Reproducibility Index

Notice: The reproducibility variables underlying each score are classified using an automated LLM-based pipeline, validated against a manually labeled dataset. LLM-based classification introduces uncertainty and potential bias; scores should be interpreted as estimates. Full accuracy metrics and methodology are described in Coakley et alK. L. Coakley, T. Snelleman, H. Hoos, and O. E. Gundersen, "The embrace of open science: An analysis of a decade of AI research and 56 800 conference papers," Under Review, 2026..

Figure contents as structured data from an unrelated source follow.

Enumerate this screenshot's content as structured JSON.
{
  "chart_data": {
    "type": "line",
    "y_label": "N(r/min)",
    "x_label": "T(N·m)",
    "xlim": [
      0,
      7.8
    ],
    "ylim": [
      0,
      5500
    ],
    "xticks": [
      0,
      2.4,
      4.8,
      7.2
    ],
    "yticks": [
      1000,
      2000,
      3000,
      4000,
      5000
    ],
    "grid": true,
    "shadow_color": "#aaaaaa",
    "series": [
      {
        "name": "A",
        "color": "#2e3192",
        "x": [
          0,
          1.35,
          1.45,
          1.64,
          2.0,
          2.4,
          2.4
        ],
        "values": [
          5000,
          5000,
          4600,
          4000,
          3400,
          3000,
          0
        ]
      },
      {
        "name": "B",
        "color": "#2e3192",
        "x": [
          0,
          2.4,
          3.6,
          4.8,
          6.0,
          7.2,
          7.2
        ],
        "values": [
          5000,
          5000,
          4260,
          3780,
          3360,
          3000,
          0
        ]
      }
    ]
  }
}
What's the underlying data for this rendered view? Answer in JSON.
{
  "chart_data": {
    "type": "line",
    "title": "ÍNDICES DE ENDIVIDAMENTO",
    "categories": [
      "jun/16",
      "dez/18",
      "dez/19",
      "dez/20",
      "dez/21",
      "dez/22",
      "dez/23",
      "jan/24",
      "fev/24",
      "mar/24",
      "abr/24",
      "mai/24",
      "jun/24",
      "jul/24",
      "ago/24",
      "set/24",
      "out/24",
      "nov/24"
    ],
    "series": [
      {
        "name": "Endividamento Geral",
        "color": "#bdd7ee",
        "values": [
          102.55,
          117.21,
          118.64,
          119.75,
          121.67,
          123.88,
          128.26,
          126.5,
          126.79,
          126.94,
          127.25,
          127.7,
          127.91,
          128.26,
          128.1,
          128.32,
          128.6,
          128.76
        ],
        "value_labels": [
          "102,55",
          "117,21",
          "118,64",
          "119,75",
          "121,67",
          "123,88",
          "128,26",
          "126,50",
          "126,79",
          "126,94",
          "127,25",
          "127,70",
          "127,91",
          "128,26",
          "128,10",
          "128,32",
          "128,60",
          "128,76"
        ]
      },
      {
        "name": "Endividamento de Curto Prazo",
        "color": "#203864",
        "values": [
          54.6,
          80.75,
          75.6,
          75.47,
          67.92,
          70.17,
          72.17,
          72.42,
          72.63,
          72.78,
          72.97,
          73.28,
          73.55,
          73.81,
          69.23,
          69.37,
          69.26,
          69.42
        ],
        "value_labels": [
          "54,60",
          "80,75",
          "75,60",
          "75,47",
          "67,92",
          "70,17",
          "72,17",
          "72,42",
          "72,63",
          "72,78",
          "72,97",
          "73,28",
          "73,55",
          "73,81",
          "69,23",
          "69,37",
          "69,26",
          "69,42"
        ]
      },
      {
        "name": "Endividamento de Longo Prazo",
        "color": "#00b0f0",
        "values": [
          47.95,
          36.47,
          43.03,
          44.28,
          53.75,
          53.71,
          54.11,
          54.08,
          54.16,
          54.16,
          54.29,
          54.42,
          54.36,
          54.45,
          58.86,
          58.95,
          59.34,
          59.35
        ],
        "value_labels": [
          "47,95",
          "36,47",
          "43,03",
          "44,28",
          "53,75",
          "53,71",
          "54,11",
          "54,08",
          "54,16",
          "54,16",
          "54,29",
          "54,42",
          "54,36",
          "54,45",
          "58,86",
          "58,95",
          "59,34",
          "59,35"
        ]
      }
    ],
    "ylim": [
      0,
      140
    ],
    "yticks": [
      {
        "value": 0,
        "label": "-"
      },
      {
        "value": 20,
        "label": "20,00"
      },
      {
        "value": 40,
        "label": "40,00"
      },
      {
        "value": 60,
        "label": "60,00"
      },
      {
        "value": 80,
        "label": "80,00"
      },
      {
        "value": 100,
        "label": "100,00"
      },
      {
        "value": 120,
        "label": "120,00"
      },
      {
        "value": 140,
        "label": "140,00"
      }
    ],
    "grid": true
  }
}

Interaction Hard Thresholding: Consistent Sparse Quadratic Regression in Sub-quadratic Time and Space

Authors: Shuo Yang, Yanyao Shen, Sujay Sanghavi

NeurIPS 2019 | Venue PDF | LLM Run Details

Reproducibility Variable	Result	LLM Response
Research Type	Experimental	We also demonstrate its value via synthetic experiments. Moreover, we numerically show that Int HT can be extended to higher-order regression problems, and also theoretically analyze an SVRG variant of Int HT. ... 5 Synthetic Experiments To examine the sub-quadratic time and space complexity, we design three tasks to answer the following three questions:
Researcher Affiliation	Academia	Shuo Yang Department of Computer Science University of Texas at Austin Austin, TX 78712 EMAIL Yanyao Shen ECE Department University of Texas at Austin Austin, TX 78712 EMAIL Sujay Sanghavi ECE Department University of Texas at Austin Austin, TX 78712 EMAIL
Pseudocode	Yes	Algorithm 1 INTERACTION HARD THRESHOLDING (INTHT) ... Algorithm 2 APPROXIMATED TOP ELEMENTS EXTRACTION (ATEE)
Open Source Code	No	The paper does not provide any links to open-source code or state that the code for their method is publicly available.
Open Datasets	No	The paper states: "We generate feature vectors xi, whose coordinates follow i.i.d. uniform distribution on [−1, 1]. ... The output yis, are generated following x⊤i Θ xi." This indicates the use of synthetically generated data, not a publicly available dataset with concrete access information.
Dataset Splits	No	The paper uses synthetically generated data and mentions experiments are "averaged over 3 independent runs" or "averaged over 5 independent runs," but it does not specify explicit training, validation, or test dataset splits in terms of percentages or sample counts.
Hardware Specification	No	The paper does not mention any specific hardware specifications (e.g., GPU models, CPU types, memory) used for running the experiments.
Software Dependencies	No	The paper does not specify any software dependencies, libraries, or their version numbers used for the implementation or experiments.
Experiment Setup	Yes	Experimental setting ... by default, we set p = 200, d = 3, K = 20, k = 3K, η = 0.2. Support recovery results with different b-K combinations are averaged over 3 independent runs, results for m-p combinations are averaged over 5 independent runs. All experiments are terminated after 150 iterations.